Zimbabwe’s import bill has fallen for the fourth consecutive month due to a combination of austerity measures introduced by Government as well as limited availability of foreign currency.
According to the latest trade figures released by the Zimbabwe Statistics Office (Zimstats), the country’s import bill for the month of January at $336,8 million was 31,8 percent lower than the import bill of $494,7 billion for the previous month of December. This is also the lowest import bill in approximately three years.
The importation of petrol and that of diesel were among those that declined. The petrol import bill at $36,4 million was at its lowest since February 2018 while that of diesel at $60,6 million was at its lowest since January 2017.
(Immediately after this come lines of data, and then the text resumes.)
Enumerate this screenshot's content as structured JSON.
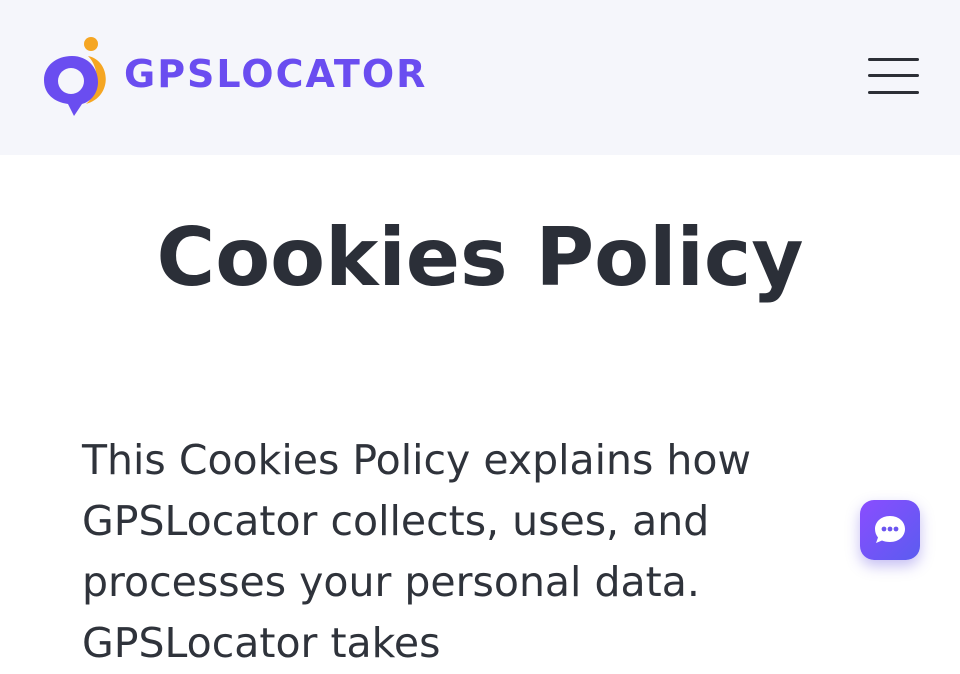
{
  "brand": {
    "name": "GPSLOCATOR",
    "colors": {
      "primary": "#6a4df0",
      "accent": "#f5a623"
    }
  },
  "header": {
    "menu_icon": "hamburger-menu-icon"
  },
  "main": {
    "title": "Cookies Policy",
    "intro": "This Cookies Policy explains how GPSLocator collects, uses, and processes your personal data. GPSLocator takes"
  },
  "chat": {
    "icon": "chat-bubble-icon"
  }
}
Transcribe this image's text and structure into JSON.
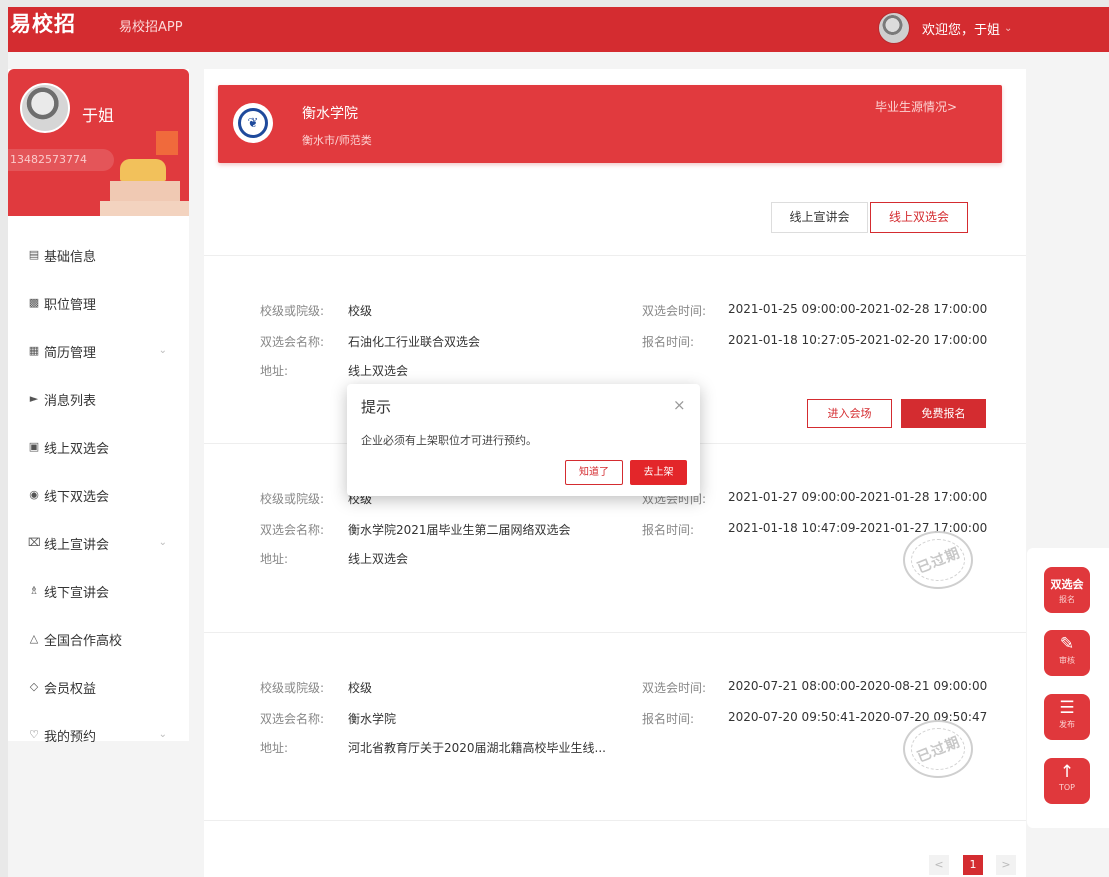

Importation of electrical energy at $2,8 million was not only lower than the December import bill, but was also a massive drop from a bill of $31 million in April 2018.
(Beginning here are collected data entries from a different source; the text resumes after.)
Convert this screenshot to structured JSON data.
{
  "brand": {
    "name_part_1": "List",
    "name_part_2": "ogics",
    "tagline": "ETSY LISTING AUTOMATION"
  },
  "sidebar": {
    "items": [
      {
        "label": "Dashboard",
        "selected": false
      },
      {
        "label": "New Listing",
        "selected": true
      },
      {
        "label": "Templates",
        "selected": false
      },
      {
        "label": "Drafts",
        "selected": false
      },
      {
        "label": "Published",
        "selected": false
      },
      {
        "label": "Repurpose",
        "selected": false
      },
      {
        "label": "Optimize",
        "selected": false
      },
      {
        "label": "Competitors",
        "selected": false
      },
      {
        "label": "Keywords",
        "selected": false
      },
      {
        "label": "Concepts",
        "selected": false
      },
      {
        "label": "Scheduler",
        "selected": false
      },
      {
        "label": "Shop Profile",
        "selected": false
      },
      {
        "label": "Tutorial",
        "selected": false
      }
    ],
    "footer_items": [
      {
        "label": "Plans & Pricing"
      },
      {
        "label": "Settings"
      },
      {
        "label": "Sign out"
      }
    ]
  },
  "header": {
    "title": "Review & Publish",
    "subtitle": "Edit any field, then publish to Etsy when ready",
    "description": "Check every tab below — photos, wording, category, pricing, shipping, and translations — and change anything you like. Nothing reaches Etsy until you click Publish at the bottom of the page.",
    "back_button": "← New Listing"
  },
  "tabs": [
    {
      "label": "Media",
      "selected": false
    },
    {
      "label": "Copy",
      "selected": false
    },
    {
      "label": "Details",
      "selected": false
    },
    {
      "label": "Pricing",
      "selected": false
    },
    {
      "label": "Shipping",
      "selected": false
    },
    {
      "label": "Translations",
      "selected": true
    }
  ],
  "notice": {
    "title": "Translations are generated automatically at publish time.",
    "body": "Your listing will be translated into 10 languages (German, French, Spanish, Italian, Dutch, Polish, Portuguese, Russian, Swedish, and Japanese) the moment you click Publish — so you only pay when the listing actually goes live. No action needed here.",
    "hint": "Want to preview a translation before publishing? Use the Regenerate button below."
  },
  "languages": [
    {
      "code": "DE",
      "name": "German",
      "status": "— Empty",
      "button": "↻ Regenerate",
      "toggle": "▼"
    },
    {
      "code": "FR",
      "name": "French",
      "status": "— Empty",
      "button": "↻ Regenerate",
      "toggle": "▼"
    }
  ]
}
Wheat imports at $7,5 million (December 2018: $10,7 million) were also at their lowest since April 2018. Another massive drop was in the rice import bill at $1,2 million was versus $9,7 million in December 2018.
Importation of crude soya bean at a cost of $4,6 million was also significantly lower than $15 million in December 2018. Prior to this, the average import bill for soya bean was $9,3 million.
Disappointingly export earnings also registered a significant decline in January. At $292,5 million January export earnings were lower than what was achieved in December at $364,8 million. It was also the lowest outturn in 8 months.
This resulted in a trade deficit of $44,2 million in January but much lower than December trade deficit of $130 million according to Zimstat figures.